Valley Road was closed to traffic on Tuesday after substantial parts of the busy street were badly damaged by the water, particularly at the Birkirkara end.

The area turned into a graveyard of cars, lamp posts and road signs but workers immediately started removing loose tarmac and preparing the road foundations for resurfacing. The major part of the road was open for traffic yesterday and the only remaining closed area is that in front of the VAT offices where old water culverts were discovered.

Architect David Vassallo, from Transport Malta, explained that there was a system of old culverts – probably dating back to before World War II – under Birkirkara, leading to the sea.
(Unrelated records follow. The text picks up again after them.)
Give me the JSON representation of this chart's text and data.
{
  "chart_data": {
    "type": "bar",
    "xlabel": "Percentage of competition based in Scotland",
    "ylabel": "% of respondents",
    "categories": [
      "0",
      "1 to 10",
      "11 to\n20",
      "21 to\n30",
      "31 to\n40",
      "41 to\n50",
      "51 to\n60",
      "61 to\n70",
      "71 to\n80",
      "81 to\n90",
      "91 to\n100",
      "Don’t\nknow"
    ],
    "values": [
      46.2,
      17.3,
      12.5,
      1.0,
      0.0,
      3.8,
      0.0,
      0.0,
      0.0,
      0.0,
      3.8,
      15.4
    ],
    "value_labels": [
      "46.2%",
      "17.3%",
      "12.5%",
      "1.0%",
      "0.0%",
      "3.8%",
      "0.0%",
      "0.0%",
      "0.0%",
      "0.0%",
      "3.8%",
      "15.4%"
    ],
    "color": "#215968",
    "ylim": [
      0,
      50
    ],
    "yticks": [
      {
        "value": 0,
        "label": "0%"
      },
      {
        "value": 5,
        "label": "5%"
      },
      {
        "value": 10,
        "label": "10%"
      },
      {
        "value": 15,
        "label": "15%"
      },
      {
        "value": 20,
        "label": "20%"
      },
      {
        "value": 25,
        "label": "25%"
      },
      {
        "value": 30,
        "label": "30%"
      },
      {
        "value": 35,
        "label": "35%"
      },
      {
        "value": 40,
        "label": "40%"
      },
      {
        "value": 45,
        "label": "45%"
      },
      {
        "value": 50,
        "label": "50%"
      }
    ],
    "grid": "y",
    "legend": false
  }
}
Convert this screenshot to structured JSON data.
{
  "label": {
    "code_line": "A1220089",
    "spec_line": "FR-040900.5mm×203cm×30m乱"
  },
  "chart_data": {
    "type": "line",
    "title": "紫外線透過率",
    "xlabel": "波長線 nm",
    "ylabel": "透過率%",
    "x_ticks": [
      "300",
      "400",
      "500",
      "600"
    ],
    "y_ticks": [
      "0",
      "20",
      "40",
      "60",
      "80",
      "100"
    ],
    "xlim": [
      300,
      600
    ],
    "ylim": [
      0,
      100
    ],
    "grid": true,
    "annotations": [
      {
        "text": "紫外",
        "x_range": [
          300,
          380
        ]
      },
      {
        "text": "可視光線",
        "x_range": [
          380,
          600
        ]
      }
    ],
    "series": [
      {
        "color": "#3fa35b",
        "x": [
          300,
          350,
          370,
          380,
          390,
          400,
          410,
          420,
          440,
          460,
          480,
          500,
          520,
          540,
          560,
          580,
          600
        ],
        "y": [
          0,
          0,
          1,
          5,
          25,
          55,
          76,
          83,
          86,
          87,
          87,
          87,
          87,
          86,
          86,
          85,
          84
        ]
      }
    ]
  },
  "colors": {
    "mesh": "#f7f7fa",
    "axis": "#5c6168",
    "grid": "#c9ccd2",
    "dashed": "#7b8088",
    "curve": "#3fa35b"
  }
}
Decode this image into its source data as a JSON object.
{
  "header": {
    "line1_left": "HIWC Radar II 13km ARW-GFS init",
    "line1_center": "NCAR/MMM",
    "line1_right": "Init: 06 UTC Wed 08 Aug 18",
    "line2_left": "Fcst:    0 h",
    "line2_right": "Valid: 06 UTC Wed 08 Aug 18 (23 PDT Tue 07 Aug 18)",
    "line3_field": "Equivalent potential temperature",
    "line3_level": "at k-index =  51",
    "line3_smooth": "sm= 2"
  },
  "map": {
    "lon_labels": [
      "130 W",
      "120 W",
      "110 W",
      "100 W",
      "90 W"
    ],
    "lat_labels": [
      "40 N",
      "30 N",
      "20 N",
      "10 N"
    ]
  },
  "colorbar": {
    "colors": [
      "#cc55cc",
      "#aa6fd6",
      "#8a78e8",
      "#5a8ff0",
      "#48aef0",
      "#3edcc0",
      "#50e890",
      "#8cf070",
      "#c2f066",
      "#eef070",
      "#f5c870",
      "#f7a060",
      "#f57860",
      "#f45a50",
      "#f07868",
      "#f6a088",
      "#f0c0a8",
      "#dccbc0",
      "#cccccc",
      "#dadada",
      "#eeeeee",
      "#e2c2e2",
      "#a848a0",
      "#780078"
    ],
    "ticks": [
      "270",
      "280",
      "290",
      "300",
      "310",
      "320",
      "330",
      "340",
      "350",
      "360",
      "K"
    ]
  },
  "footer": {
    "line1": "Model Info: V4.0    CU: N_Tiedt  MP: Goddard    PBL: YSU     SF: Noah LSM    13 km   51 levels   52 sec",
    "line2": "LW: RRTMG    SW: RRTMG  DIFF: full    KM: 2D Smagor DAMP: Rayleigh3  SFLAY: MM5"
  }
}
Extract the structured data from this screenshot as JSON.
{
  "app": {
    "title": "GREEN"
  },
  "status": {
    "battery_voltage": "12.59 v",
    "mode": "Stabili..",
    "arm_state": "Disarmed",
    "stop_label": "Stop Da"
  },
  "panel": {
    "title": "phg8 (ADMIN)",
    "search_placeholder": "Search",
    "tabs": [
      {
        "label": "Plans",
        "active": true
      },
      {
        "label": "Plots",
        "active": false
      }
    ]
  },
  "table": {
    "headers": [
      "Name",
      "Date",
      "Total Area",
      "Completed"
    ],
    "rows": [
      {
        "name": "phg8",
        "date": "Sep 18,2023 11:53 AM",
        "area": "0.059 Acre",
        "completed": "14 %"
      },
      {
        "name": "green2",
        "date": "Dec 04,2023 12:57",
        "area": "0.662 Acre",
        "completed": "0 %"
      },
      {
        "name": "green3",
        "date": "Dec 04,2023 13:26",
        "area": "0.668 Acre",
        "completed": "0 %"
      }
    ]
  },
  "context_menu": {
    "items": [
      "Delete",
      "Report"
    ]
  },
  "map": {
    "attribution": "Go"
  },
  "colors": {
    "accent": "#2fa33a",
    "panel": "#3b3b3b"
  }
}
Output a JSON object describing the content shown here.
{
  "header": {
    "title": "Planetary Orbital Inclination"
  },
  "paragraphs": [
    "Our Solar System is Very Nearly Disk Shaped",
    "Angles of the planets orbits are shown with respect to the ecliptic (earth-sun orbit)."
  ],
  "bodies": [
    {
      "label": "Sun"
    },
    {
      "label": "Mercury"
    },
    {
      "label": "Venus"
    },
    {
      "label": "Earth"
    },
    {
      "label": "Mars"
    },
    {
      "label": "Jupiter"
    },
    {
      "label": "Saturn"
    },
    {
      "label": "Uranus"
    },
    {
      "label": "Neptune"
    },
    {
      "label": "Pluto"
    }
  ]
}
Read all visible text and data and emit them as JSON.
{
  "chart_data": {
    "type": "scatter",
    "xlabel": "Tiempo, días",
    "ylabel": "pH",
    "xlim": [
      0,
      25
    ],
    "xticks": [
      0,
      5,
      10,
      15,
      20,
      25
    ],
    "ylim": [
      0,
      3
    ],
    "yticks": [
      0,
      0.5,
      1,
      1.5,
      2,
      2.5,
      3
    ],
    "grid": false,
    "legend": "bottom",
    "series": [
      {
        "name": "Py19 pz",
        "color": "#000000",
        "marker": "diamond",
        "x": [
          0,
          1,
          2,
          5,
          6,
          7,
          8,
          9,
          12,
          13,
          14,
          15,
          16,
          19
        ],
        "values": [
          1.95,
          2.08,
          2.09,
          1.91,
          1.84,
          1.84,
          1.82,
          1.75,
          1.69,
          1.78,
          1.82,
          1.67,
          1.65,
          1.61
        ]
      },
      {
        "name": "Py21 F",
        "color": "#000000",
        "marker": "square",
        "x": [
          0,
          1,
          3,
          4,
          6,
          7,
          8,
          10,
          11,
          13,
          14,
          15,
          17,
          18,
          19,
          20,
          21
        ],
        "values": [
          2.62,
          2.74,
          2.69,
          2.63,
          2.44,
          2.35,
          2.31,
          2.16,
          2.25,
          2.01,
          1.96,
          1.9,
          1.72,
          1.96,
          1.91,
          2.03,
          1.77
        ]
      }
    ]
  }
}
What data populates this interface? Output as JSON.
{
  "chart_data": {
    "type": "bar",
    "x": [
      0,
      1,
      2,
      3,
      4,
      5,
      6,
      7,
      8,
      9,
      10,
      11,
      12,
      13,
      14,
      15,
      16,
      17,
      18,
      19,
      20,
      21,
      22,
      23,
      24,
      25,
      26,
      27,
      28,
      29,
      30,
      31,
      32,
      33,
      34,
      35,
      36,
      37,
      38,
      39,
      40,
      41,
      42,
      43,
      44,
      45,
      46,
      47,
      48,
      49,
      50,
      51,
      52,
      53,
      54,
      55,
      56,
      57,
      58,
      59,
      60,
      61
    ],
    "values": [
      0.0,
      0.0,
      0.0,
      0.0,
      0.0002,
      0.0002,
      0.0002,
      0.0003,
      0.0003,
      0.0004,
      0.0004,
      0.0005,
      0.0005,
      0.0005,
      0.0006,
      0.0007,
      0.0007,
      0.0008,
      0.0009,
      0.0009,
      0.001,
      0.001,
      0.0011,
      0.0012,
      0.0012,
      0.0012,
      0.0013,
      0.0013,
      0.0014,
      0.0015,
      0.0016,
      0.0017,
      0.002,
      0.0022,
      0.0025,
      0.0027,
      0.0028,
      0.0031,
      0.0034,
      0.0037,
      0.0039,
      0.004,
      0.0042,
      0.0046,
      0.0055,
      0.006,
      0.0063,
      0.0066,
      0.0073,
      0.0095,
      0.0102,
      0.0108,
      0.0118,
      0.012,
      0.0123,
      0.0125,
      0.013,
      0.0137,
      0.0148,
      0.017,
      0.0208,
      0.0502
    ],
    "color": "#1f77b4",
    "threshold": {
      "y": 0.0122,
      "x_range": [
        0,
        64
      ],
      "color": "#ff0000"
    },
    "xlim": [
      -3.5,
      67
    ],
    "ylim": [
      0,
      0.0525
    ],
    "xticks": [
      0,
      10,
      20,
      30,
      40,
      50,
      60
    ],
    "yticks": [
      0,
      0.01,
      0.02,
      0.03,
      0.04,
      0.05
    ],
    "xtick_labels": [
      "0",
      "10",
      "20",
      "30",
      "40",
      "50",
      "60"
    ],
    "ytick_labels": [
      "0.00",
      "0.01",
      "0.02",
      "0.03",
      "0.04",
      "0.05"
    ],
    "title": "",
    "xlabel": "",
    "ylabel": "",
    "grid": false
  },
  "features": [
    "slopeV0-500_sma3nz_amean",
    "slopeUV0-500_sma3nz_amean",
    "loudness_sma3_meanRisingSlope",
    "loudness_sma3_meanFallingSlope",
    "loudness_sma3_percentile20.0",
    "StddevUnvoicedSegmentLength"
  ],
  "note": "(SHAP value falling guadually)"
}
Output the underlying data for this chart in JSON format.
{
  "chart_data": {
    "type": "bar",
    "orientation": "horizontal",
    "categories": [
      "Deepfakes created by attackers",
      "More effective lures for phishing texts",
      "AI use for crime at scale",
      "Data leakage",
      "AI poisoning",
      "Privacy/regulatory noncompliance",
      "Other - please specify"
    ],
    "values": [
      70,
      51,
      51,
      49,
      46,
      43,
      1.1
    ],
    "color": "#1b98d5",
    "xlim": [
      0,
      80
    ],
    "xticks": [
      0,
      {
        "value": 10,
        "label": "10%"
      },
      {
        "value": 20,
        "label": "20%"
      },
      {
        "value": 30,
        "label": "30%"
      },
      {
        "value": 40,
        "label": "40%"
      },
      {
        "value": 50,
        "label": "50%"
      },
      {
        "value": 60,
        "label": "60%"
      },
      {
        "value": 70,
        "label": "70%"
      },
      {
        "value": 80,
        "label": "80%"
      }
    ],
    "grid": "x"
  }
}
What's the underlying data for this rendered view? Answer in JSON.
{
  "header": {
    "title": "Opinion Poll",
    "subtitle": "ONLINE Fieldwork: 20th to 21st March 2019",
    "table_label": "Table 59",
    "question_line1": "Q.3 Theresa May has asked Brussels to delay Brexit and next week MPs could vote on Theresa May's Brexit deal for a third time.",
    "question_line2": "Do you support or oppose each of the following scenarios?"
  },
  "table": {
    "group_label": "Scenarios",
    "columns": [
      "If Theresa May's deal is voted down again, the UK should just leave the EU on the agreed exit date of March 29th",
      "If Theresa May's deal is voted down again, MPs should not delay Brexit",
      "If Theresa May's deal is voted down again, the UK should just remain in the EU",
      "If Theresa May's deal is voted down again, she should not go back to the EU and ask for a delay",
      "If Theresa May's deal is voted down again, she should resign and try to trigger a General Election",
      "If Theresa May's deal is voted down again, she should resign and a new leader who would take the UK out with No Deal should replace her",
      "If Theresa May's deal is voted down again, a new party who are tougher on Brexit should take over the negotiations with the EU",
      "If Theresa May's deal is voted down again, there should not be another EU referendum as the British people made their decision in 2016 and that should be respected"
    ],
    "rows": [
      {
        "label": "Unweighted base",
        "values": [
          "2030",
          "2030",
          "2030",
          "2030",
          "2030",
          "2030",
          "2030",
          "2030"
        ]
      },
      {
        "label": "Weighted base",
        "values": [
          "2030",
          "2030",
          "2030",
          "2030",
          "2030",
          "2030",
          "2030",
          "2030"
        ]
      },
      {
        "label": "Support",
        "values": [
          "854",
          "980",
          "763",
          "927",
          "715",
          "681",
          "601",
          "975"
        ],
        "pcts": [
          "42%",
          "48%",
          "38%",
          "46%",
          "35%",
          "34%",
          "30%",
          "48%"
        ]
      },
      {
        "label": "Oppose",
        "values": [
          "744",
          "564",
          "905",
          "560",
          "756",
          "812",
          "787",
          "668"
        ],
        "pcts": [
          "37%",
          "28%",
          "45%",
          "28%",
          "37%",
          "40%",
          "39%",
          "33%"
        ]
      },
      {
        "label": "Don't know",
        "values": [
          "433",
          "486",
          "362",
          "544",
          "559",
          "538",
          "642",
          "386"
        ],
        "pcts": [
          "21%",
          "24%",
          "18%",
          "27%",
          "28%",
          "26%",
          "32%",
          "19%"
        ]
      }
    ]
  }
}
Before resurfacing the area, workers had to clean the culverts under the exposed part of the road. If these channels remained blocked, the surface would come undone again with the first rainfall.

Mr Vassallo added that the work should be finished by Tuesday and, once the road was reopened to traffic, the authorities would check whether the rest of the culverts were blocked. Valley Road is one of the most flood-prone areas on the island and still reeked of sewage yesterday afternoon.

According to Opposition spokesperson Charles Buhagiar, the overflowing sewage problem could be solved if every building had a well, as stipulated by the law.

Mr Buhagiar said the Government should enforce this part of the law and kick-start the water catchment EU-funded project it had announced in the 2008 Budget speech.

Rainwater was an important resource, which the island could not let go to waste, especially since the island’s valleys could take up to 120,000 cubic metres of water that would help replenish the water table, he said.

He said no new reservoirs had been built over the past 25 years and although the Resources Ministry has, for a long time, been saying that it was cleaning valleys and reservoirs, it was useless to partially clean them.